Two fundamentally significant developments have strengthened the hands of the Congress group vis-a-vis the government camp. The first is that the Manmohan Singh government has lost its moral authority following the deep distortions produced by its Washington Consensus economic model, one of whose consequences is the runaway food and fuel inflation. Despite the worst attempts of the government to divide the opposition, it has not succeeded. For the second day today, Parliament has shut down on the price rise issue. Congress party leaders are not unhappy at the crisis faced by the government, and they wouldn't be bothered if the government fell. Because with the current economic policies of Manmohan Singh, they know they stand nil chance of reelection. "We are abused when we go to our constituencies," a Union cabinet minister was heard telling some senior Congress leaders. Indeed, Mani Shankar Aiyar's vitriolic attack on the Commonwealth Games (perfectly justified, in this writer's view), and his allegations of corruption by the Games' organizing committee (its venal face being Suresh Kalmadi), reflect both general discontent of the party and particular resentment against Manmohan Singh's economic policies. It is no exaggeration to say that the PM and his rightist economy policy czar, Montek Singh Ahluwalia, are loathed in Congress party circles.
The second development that has strengthened the party group against the government is the leadership transition in the Congress. Sonia Gandhi, the party president, has moved to the National Advisory Council (NAC), where she will put checks on government policy. In this, the Congress leadership hopes to be both the ruling and the opposition force, a ploy which may or may not work. But in transferring to the NAC, Sonia Gandhi has verily vacated the political space for Rahul Gandhi. This has jolted the coterie around Sonia which feels orphaned and it has put the government camp on notice. On the other hand, politicians like Digvijay Singh who are close to Rahul Gandhi find themselves strengthened. The party bigshots would not matter if the government was delivering. But the fact that the Manmohan Singh government is tottering after barely a year in power has shocked the leadership and strengthened the anti-government lobby within the Congress party.

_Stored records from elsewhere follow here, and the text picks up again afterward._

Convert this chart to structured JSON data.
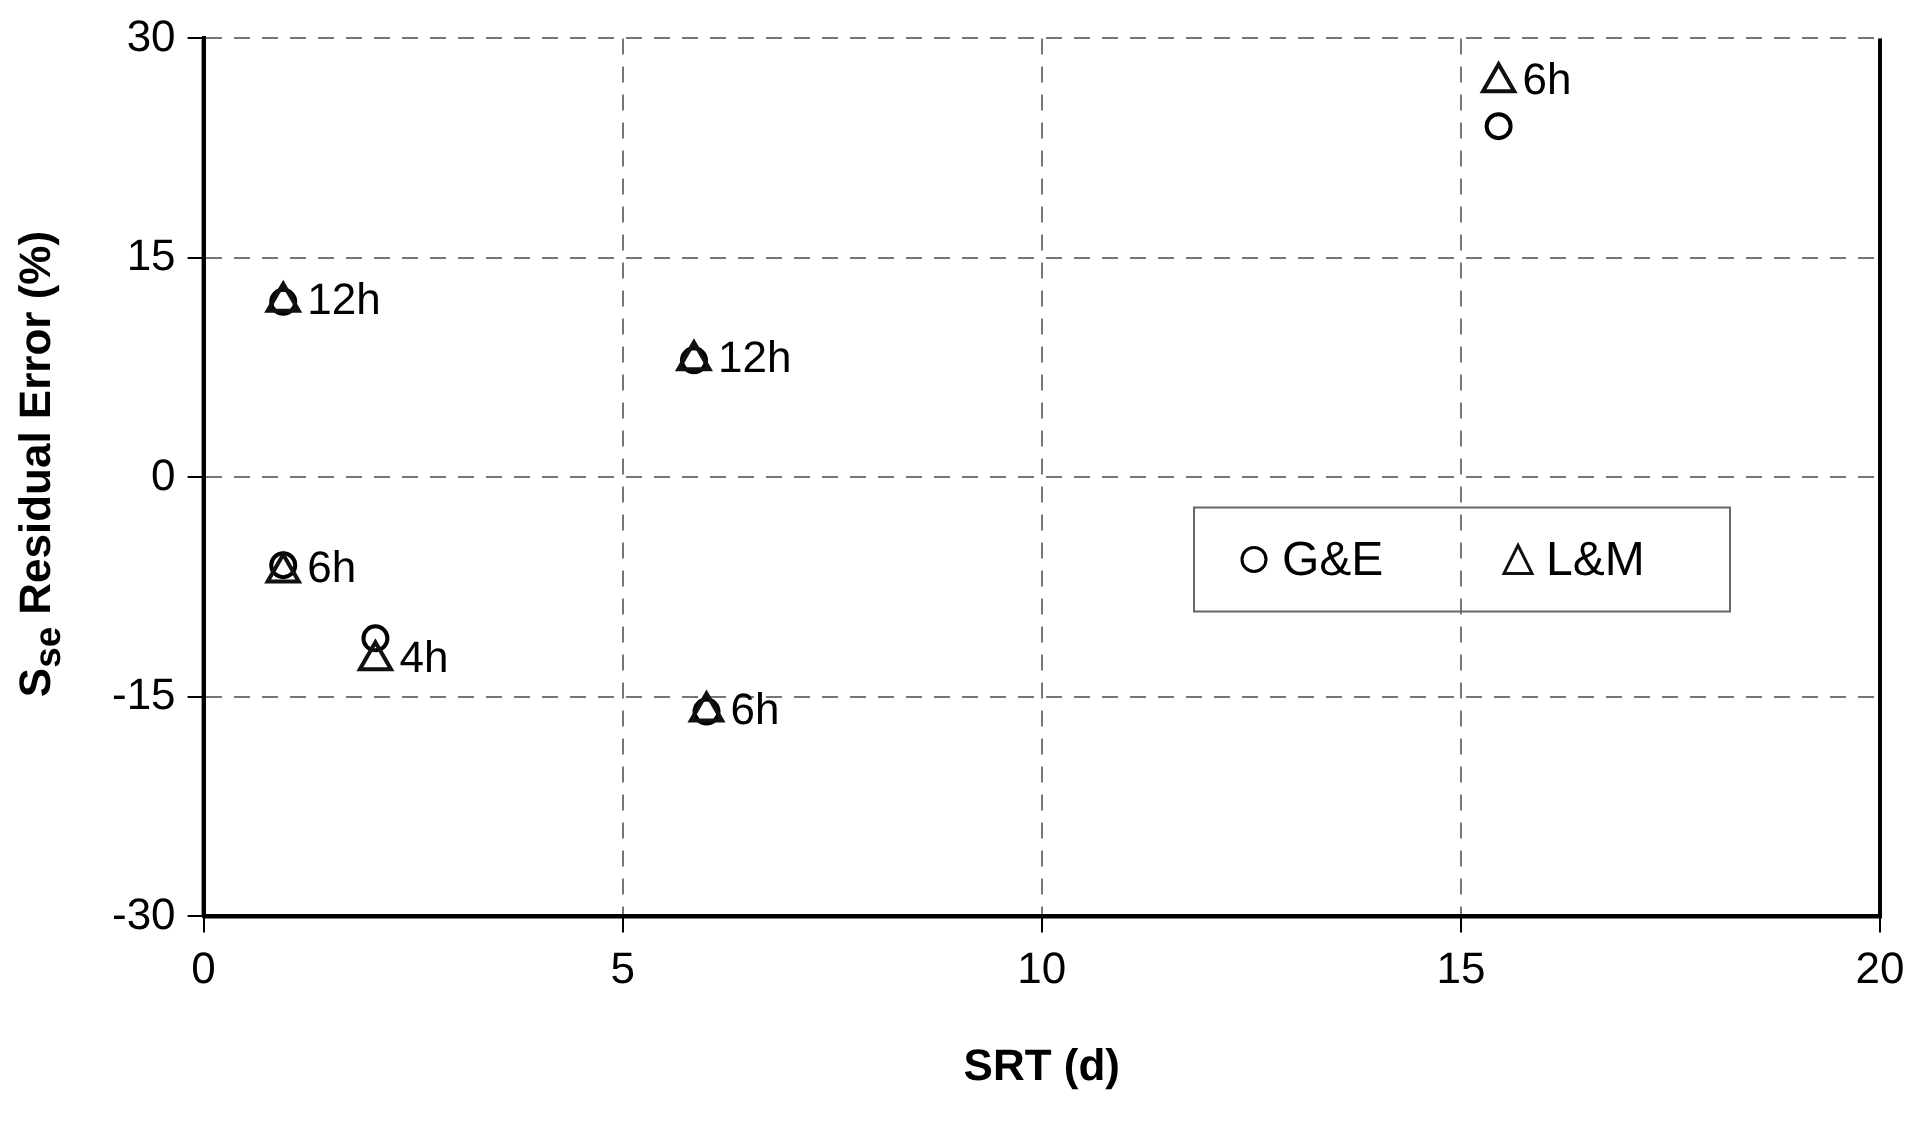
{
  "chart_data": {
    "type": "scatter",
    "xlabel": "SRT (d)",
    "ylabel": "S$_{se}$ Residual Error (%)",
    "series": [
      {
        "name": "G&E",
        "color": "#000000",
        "marker": "circle",
        "x": [
          0.95,
          0.95,
          2.05,
          5.85,
          6.0,
          15.45
        ],
        "values": [
          12,
          -6,
          -11,
          8,
          -16,
          24
        ]
      },
      {
        "name": "L&M",
        "color": "#111111",
        "marker": "triangle",
        "x": [
          0.95,
          0.95,
          2.05,
          5.85,
          6.0,
          15.45
        ],
        "values": [
          12,
          -6.5,
          -12.5,
          8,
          -16,
          27
        ]
      }
    ],
    "annotations": [
      {
        "text": "12h",
        "x": 0.95,
        "y": 12
      },
      {
        "text": "6h",
        "x": 0.95,
        "y": -6.3
      },
      {
        "text": "4h",
        "x": 2.05,
        "y": -12.5
      },
      {
        "text": "12h",
        "x": 5.85,
        "y": 8
      },
      {
        "text": "6h",
        "x": 6.0,
        "y": -16
      },
      {
        "text": "6h",
        "x": 15.45,
        "y": 27
      }
    ],
    "xlim": [
      0,
      20
    ],
    "xticks": [
      0,
      5,
      10,
      15,
      20
    ],
    "ylim": [
      -30,
      30
    ],
    "yticks": [
      -30,
      -15,
      0,
      15,
      30
    ],
    "grid": true,
    "legend": "right",
    "line_style": "dashed"
  }
}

As of last week, there were strong whisperings that Manmohan Singh would be promoted as President of India and Pranab Mukherjee brought in his place as interim prime minister till Rahul Gandhi was ready. This writer does not believe Rahul Gandhi can run this country for a day considering the enormous complexities of India, and that is the rub. With the failure of a technocrat like Manmohan Singh, one would imagine the Congress leadership looking at the issue of prime-ministership with dispassion, clarity and wisdom. The dynasty experiment failed with Rajiv Gandhi and it will wreck with his son, but the country seems condemned to it. Meanwhile, the Congress and government leadership have come to believe that no news (about the opposition and peoples' agitation against the unprecedented price rise) is good news. Managing the media (whose current credibility crisis eventually will destroy it) is a lot easier than fixing elections, and terrified Congress grassroots leaders know that only too well.